Rutter had assembled the collection to exhibit and sell on behalf of the children, working through the Aboriginal Children's Trust in London. But a con man robbed her of everything - her own savings and the Trust's funds alike. Destitute, she sold the collection to Herbert Mayer of New York. Mayer gifted it to Colgate University in 1966, where it remained until anthropologist Howard Morphy located it at the Picker Gallery in 2004. A year later, Noongar elder Athol Farmer, Ezzard Flowers, and researcher John Stanton travelled to the United States to inspect the works and select pieces for the 2006 "Koorah Coolingah" (Children Long Ago) exhibition at Katanning, with a parallel showing at the Western Australian Museum as part of the Perth International Arts Festival. Today, Curtin University's John Curtin Gallery holds 125 works brought back to Noongar Boodja, and is developing a Centre for Truth Telling to house them permanently.
In 1987, community members launched a project to establish a Cultural Centre at Marribank. Two Noongar trainees, Tina Hansen and Cora Farmer, funded by the Aboriginal Arts Board of the Australia Council, worked with John Stanton at the University of Western Australia's Berndt Museum of Anthropology to learn collections management, exhibition design, and photographic documentation. The Cultural Centre opened in 1988 in the Old Boys' Dormitory, funded by the Australian Bicentennial Authority. Its first exhibition traced the history of Carrolup and the emergence of the "bush landscape" school of art. A second room displayed contemporary Noongar works. A further gallery focused on the Marribank years and opened in 1992. Prominent Aboriginal artists who began their creative lives at the settlement were the subject of national touring exhibitions, including "Nyungar Landscapes" and "Aboriginal Artists of the South-West."
After the settlement was abandoned, many of its buildings fell into disrepair. The dormitories, the classrooms, the administrative buildings where permission to marry was granted or denied - all succumbed to weather and neglect. In 2016, a project was launched to transform the site into a cultural healing centre for Stolen Generations survivors and their communities. Marribank sits in the Shire of Kojonup, approximately 30 kilometres northwest of Katanning, in gently rolling farmland that gives no outward sign of what happened here. But the Noongar people have not forgotten. The paintings that the children made - those luminous sunsets over country they were forbidden to live in freely - have outlasted the policies that tried to erase the culture from which they came.
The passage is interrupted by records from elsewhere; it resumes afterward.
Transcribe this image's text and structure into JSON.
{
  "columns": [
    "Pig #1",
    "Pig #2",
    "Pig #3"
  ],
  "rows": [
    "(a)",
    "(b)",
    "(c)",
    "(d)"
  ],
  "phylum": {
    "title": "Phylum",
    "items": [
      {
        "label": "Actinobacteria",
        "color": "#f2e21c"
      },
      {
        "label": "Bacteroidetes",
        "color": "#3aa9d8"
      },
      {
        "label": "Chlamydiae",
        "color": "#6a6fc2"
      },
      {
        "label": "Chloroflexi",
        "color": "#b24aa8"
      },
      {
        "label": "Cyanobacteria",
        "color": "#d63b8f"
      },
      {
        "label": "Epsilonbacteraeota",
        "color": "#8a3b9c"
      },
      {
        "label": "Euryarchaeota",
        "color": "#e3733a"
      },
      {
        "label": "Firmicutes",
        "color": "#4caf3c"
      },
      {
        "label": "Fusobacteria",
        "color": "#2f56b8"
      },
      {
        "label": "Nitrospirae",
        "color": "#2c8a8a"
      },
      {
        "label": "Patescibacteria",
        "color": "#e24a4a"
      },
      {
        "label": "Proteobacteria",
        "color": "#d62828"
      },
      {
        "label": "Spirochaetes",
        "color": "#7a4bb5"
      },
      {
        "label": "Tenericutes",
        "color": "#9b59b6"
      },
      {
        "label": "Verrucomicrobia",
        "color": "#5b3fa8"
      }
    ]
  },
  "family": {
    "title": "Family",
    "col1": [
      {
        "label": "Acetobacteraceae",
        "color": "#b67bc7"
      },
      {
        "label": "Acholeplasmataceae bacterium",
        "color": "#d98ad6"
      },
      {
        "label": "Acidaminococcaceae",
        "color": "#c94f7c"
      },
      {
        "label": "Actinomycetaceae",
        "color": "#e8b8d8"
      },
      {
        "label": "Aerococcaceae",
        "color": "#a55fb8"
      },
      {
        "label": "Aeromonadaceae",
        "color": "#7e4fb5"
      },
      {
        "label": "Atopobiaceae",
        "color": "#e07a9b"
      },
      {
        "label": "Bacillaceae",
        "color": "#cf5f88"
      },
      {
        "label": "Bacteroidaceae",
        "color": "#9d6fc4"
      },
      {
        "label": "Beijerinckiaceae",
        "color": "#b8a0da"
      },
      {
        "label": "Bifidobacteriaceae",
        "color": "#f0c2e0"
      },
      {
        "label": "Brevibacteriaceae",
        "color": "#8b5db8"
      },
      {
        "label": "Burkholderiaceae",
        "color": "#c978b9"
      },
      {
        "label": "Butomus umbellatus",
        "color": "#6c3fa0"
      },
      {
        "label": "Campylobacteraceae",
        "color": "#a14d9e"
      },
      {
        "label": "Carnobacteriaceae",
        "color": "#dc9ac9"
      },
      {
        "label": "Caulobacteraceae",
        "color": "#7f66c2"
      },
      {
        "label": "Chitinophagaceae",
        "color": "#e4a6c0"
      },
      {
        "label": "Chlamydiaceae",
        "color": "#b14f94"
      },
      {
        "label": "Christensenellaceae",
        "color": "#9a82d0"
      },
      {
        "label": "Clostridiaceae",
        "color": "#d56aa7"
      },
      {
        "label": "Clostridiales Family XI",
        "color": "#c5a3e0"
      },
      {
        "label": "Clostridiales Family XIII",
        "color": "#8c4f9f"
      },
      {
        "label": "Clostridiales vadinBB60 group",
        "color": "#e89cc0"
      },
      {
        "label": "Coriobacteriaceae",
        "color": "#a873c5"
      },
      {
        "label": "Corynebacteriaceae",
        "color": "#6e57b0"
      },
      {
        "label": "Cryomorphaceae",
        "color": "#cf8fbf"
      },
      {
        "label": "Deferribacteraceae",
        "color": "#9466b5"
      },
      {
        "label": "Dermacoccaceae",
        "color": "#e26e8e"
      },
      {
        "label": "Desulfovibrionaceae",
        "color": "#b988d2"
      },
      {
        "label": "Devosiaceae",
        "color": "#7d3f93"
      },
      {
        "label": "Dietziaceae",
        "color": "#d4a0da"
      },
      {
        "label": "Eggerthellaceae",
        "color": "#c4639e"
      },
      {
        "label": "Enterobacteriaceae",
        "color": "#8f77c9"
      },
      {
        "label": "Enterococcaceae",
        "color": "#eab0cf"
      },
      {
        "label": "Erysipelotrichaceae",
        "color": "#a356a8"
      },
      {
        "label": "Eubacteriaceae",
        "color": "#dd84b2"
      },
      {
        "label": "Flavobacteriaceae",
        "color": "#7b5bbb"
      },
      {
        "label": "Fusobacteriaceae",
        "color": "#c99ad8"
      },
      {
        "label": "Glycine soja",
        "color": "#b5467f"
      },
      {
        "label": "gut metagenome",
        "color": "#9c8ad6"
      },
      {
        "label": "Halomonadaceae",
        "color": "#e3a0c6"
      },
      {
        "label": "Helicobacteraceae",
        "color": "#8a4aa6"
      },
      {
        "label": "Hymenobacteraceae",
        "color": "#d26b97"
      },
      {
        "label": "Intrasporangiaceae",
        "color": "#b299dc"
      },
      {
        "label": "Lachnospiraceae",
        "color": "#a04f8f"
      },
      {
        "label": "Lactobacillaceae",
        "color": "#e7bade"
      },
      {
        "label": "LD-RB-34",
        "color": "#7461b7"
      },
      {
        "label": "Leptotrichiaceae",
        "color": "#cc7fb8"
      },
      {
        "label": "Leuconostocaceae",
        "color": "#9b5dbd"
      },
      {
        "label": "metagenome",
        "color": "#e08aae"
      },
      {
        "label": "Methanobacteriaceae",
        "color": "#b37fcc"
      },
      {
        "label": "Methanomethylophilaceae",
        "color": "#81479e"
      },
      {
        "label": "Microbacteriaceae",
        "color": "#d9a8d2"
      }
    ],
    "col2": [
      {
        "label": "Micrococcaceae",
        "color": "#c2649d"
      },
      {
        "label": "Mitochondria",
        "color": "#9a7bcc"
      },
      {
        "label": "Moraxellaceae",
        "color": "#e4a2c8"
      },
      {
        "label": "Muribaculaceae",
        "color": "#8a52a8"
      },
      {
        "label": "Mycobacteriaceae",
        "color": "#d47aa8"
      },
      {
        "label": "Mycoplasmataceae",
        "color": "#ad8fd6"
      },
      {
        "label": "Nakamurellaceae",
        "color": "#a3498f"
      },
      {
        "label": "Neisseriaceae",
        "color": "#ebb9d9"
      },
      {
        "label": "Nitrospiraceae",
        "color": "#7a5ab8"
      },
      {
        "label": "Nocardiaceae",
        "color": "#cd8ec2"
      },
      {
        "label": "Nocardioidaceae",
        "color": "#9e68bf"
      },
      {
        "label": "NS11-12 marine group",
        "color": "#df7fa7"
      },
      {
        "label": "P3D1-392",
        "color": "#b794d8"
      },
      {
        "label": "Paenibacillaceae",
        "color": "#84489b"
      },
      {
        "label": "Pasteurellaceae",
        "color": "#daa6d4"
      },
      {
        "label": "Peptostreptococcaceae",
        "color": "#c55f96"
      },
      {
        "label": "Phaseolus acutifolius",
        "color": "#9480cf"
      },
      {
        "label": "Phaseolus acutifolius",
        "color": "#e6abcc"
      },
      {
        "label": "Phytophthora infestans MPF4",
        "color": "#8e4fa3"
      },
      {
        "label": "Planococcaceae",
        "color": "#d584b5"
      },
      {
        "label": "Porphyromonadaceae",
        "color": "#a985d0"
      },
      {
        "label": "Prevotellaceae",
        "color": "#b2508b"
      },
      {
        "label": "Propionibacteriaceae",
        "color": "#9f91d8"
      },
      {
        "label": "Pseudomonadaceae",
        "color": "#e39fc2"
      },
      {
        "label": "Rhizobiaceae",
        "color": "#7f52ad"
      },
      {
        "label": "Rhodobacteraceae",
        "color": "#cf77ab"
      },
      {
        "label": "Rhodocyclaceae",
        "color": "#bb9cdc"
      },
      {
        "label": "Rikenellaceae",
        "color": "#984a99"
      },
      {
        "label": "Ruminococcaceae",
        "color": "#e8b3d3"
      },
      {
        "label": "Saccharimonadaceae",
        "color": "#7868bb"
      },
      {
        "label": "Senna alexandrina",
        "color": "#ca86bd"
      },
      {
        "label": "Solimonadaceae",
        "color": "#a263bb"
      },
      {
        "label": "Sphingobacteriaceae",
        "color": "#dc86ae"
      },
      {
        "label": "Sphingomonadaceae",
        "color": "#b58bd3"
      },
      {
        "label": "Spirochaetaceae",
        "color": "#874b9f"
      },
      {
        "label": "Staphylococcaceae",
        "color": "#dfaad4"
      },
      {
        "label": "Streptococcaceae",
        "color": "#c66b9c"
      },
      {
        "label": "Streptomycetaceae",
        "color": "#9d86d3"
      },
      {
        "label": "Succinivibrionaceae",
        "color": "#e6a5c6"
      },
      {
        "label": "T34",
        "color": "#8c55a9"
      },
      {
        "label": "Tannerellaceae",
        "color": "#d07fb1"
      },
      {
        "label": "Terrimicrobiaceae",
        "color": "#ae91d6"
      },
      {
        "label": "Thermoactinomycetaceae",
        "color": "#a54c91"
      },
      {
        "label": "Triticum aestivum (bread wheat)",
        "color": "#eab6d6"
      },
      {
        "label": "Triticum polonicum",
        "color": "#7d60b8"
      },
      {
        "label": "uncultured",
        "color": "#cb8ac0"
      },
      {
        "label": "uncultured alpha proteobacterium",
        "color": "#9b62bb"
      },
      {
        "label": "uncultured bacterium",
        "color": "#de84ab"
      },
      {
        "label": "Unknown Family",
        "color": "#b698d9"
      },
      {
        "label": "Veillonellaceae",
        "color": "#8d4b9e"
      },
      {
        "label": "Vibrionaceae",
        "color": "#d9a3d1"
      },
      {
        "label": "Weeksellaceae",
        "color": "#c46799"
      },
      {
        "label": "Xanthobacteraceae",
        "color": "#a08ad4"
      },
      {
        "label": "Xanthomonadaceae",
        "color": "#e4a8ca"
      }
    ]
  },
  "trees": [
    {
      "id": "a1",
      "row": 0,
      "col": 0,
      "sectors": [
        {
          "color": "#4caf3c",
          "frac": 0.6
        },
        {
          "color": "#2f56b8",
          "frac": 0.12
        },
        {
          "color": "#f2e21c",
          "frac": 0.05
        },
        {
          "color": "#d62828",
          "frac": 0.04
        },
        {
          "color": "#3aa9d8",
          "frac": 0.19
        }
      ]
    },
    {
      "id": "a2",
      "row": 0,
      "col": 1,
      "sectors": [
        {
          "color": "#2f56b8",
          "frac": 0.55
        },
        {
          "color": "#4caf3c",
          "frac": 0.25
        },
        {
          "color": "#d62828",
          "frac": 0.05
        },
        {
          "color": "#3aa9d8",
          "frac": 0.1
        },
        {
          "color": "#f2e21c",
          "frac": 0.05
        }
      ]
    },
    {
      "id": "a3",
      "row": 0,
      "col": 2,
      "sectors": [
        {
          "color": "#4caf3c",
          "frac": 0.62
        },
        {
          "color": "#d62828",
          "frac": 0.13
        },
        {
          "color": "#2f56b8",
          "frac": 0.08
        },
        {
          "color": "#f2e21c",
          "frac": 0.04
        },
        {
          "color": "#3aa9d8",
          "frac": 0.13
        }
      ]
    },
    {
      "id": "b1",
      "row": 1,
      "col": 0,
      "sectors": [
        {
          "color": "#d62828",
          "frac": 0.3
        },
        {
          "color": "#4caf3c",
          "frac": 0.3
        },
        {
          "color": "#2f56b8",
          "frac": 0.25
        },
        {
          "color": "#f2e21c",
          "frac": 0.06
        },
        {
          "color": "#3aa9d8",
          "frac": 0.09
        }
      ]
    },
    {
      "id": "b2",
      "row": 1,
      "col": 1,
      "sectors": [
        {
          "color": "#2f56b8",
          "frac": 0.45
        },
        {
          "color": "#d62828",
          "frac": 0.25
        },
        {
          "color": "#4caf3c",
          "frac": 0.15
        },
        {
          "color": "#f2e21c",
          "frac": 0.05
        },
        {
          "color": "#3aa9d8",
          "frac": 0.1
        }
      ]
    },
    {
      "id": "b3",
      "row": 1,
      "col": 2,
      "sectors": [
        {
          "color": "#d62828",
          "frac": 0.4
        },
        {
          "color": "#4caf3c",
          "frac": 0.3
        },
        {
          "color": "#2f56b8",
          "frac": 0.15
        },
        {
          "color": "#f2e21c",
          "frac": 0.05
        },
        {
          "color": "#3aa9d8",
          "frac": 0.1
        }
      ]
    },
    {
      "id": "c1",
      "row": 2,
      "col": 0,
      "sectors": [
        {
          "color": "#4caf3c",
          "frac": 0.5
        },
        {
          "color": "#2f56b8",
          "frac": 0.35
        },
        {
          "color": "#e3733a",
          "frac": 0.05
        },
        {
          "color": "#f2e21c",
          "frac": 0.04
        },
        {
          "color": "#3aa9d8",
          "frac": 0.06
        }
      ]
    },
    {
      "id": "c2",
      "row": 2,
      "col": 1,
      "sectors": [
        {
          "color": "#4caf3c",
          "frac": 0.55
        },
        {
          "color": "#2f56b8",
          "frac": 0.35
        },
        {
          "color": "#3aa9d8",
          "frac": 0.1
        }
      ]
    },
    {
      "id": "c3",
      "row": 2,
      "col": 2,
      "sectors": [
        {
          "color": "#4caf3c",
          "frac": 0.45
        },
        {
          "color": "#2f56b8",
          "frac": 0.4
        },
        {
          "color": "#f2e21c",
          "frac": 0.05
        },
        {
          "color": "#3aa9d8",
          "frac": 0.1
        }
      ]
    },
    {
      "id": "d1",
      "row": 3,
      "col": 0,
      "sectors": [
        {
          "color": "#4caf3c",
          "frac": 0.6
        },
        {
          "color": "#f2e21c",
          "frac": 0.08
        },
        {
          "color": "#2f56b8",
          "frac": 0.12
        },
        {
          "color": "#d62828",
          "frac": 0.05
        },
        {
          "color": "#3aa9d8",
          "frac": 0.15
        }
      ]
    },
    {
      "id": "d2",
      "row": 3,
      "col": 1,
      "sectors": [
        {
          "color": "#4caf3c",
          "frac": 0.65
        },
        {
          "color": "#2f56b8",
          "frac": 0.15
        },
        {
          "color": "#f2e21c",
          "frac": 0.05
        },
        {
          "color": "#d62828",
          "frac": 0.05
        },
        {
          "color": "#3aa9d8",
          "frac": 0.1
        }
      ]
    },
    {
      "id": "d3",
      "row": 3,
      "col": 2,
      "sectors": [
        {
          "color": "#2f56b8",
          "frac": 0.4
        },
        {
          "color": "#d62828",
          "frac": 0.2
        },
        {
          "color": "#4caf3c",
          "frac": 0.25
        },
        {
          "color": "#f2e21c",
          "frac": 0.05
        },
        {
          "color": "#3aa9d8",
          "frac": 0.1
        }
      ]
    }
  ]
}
Coordinates: 33.66S, 117.25E. Located in pastoral farmland approximately 30 km northwest of Katanning in the Shire of Kojonup. The site is not prominent from altitude but lies in the rolling agricultural landscape of WA's Great Southern region. Nearest airports: YKNG (no ICAO - Katanning airstrip), YNAR (Narrogin). The surrounding cleared farmland contrasts with remnant bushland patches.